Here is an example of how to create a table using Java. You need to set the CLASSPATH as shown below in order to run this example. Basically the hbase classpath command returns a very long string that you need to compile your program.
export CLASSPATH=$CLASSPATH:`hbase classpath` cat HbaseExamples.java: import java.io.IOException; import org.apache.hadoop.hbase.HBaseConfiguration; import org.apache.hadoop.hbase.HColumnDescriptor; import org.apache.hadoop.hbase.HTableDescriptor; import org.apache.hadoop.hbase.client.HBaseAdmin; import org.apache.hadoop.hbase.TableName; import org.apache.hadoop.conf.Configuration; public class HbaseExamples { public static void main(String[] args) throws IOException { Configuration conf = HBaseConfiguration.create(); HBaseAdmin admin = new HBaseAdmin(conf); HTableDescriptor tableDescriptor = new HTableDescriptor(TableName.valueOf("products")); tableDescriptor.addFamily(new HColumnDescriptor("characteristics")); tableDescriptor.addFamily(new HColumnDescriptor("inventory")); admin.createTable(tableDescriptor); System.out.println(" Table created "); } }
Set CLASSPATH then compile and run the program:
export CLASSPATH=`hbase classpath` javac -cp `hbase classpath` HbaseExamples.java java -cp $CLASSPATH:. HbaseExamples
It should echo lots of Hbase messages to the console ending with:
2017-02-27 16:06:01,616 INFO [main] client.HBaseAdmin: Created products Table created
Now you can open the shell and list and see that products table has been created:
hbase(main):009:0> list TABLE products
So that is enough information to get you started.

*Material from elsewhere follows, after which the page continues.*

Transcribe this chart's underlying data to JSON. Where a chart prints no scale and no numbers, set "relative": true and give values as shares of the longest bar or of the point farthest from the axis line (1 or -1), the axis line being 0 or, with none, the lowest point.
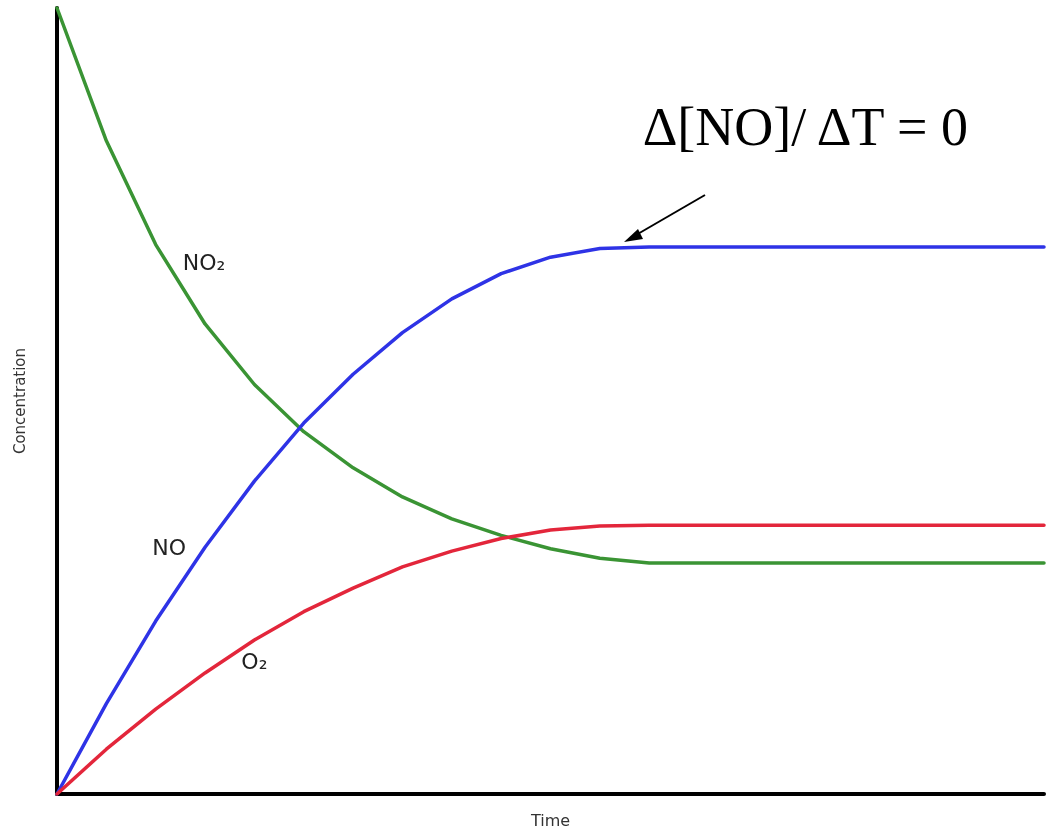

Before you dive in and start using HBase you should study further how to create masters and regions and schemas so that you build your data in a way that is consistent with its architecture. That means getting rid of the RDBMS bias in your thinking, which those of us who have MySQL and Oracle for years will have. And you could study some JRuby to see how you could use variables in your HBase scripts.